Come  ebbe ad  osservare  Benedetto XVI, ciò che fu profetizzato nel 1917 in parte di si è avverato durante  la seconda guerra  mondiale e,  in  modo particolare subito dopo, quando la Russia ha devastato  la Chiesa  cattolica  in tutti i paesi dell’Est europeo sottoposti al  suo dominio.

In parte   però, ha  osservato  lo stesso Pontefice, si deve ancora  realizzare e   questo,  potremmo ipotizzare,  avverrà  nel tempo dei segreti di Medjugorje, dal quarto al decimo.

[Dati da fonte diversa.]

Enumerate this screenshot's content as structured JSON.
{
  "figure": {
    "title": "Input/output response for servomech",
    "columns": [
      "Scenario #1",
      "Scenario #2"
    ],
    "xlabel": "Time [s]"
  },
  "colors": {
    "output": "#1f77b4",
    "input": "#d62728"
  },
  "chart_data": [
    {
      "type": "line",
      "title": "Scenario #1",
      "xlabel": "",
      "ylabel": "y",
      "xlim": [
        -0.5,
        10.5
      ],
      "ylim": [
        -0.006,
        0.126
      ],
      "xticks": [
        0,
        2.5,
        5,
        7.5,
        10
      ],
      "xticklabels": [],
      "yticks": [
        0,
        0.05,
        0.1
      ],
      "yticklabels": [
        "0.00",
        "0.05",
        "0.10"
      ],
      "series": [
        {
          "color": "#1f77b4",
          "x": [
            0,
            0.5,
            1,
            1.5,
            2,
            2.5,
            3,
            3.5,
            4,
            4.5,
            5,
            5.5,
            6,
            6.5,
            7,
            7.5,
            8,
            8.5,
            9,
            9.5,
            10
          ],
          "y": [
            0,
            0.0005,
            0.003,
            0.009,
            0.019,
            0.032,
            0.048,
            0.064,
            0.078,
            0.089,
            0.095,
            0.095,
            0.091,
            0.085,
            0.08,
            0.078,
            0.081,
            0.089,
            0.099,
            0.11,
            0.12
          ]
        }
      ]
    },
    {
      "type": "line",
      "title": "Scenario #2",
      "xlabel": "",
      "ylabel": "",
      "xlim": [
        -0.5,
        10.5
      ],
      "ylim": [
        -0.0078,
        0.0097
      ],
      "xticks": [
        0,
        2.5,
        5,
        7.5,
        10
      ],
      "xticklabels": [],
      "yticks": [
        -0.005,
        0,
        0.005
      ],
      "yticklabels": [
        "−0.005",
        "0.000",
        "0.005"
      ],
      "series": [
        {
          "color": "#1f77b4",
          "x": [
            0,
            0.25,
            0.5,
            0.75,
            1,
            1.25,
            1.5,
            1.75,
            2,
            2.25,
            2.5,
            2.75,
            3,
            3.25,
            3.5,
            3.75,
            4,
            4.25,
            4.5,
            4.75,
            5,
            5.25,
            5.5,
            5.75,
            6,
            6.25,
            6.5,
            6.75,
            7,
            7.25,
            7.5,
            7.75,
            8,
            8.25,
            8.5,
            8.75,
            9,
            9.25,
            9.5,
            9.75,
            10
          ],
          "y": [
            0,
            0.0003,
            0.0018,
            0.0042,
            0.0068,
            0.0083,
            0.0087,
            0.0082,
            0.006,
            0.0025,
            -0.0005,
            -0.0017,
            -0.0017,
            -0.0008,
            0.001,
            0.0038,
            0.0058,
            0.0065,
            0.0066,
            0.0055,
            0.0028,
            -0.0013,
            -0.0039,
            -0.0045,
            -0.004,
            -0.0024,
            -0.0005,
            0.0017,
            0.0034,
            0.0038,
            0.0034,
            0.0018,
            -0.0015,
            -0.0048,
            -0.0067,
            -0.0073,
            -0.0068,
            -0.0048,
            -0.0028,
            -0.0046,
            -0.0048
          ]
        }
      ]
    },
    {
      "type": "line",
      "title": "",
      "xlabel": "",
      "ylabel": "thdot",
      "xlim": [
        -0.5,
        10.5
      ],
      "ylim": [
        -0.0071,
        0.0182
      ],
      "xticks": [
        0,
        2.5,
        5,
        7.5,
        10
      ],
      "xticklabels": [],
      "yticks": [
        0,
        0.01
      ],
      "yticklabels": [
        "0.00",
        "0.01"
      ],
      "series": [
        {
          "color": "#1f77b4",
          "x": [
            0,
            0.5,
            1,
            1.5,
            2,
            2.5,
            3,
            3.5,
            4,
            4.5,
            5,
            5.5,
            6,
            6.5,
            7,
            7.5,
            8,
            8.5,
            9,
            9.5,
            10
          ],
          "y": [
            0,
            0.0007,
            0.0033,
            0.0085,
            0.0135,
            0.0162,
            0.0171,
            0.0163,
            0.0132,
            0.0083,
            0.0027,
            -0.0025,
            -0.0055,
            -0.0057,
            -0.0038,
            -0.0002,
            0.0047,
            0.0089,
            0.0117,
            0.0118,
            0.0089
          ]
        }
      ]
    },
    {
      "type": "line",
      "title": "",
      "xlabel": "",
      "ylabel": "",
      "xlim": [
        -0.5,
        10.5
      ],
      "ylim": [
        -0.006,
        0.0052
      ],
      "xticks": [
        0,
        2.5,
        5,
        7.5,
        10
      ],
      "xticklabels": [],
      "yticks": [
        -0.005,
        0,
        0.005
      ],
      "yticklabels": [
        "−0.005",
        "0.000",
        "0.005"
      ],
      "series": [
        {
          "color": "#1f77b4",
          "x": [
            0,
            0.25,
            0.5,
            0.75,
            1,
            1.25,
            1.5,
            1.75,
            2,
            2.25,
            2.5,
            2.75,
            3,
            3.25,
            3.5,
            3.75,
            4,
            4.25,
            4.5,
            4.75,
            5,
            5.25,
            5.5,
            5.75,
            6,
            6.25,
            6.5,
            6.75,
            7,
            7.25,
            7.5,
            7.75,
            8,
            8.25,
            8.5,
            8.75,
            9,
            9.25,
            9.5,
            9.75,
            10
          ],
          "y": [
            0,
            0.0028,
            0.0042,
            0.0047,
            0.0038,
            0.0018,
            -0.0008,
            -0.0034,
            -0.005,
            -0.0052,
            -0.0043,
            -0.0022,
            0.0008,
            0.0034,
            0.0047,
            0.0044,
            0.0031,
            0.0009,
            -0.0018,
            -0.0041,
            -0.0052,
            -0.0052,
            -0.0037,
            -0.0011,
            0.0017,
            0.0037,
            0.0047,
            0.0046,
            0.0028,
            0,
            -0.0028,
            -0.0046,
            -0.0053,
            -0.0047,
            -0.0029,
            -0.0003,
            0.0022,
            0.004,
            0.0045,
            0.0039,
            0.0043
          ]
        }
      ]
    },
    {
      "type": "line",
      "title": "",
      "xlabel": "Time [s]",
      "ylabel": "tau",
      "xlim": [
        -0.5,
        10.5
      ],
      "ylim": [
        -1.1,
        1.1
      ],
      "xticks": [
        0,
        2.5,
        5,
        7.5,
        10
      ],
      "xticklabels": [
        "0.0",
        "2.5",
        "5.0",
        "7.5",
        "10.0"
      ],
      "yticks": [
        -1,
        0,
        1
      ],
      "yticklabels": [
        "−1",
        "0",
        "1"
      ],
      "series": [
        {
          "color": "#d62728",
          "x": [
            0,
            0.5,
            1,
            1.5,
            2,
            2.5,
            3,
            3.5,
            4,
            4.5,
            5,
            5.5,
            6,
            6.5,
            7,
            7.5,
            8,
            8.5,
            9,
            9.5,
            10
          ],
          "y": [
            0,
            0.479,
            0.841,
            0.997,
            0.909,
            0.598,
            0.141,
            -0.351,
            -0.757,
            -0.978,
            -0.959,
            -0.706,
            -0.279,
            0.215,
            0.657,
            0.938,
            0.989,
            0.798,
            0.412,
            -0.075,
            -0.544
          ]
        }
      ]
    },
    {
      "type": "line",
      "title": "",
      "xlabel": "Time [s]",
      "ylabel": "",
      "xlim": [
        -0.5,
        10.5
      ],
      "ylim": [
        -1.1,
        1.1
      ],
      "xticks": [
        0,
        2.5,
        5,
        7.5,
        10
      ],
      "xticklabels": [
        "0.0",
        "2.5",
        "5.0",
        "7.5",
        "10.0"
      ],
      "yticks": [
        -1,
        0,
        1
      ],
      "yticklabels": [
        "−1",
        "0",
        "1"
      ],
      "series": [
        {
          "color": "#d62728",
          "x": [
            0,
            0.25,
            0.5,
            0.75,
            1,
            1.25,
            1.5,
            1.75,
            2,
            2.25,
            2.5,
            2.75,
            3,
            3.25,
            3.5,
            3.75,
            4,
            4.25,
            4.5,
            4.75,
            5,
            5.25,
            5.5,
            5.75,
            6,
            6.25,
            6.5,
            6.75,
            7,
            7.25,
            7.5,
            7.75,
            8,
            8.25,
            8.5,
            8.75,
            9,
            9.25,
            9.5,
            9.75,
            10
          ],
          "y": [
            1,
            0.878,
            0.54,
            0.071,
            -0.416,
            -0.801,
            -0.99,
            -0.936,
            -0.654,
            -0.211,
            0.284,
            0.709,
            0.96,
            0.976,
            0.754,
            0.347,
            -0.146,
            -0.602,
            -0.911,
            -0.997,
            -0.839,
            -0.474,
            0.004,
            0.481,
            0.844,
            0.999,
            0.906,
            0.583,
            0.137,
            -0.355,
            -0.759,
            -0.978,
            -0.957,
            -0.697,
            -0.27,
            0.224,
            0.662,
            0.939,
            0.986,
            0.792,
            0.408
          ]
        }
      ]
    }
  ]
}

Sarà  quindi il tempo di catastrofi  inimmaginabili, che riguardano la vita  sulla  terra e la  stessa sopravvivenza della  Chiesa   minacciata  di distruzione.

Data per certa la continuità fra Fatima e  Medjugorje, possiamo ipotizzare  che sarà  sempre  la  Russia il soggetto anti- cristico più  crudele e devastante,  sia per  quanto riguarda il  suoi progetti di guerra di conquista, non  importa con quali  armi, sia per  quanto   riguarda  l’imposizione di un cristianesimo etnico e politicizzato, finalizzato a  sottoporre  il  mondo  e la  stessa Chiesa cattolica al  suo dispotico potere.

Elementi fondamentali per  conoscere qualcosa di certo dei segreti di Medjugorje, soprattutto quelli relativi ai sette flagelli, si trovano negli scritti di Suor Lucia e nelle dichiarazioni di Giovanni Paolo secondo a Fulda.

Suor lucia infatti, nell’occasione in cui scrisse il terzo segreto da consegnare all’autorità  ecclesiastica ( il 3 Gennaio 1944),  ebbe  una  visione nella  quale vide una catastrofe  globale,  causata “dall’odio e dall’ambizione che “provocano la guerra distruttrice”,  nella quale   perivano le   anime avvolte dal  sonno della morte,  mentre  una voce celeste  proclamava la Verità  dell’unica fede e dell’unica Chiesa.

E’ la  stessa  Suor  Lucia che, a  conclusione della sua testimonianza sull’apparizione  del 13 Luglio, nella quale furono rivelati i tre segreti, riporta  l’affermazione della Madonna che il Portogallo avrebbe conservato il Dogma della fede. Si tratta di elementi fondamentali per comprendere gli eventi dei segreti di Medjugorje dal quarto al decimo.

Quanto ha rivelato S.  Giovanni Paolo secondo  nel  monastero di Fulda (Germania) nel 1980 si pone nella  medesima scia di Suor Lucia.  I segreti di Fatima riguardano catastrofi distruttive, provocate  dalla  guerra e persecuzioni della Chiesa in odio alla fede.

E’ dunque in questa prospettiva che vanno considerati  gli eventi dei segreti di Medjugorje che, anche nella  loro collocazione geografica, sembrano avere  come epicentro l’Europa.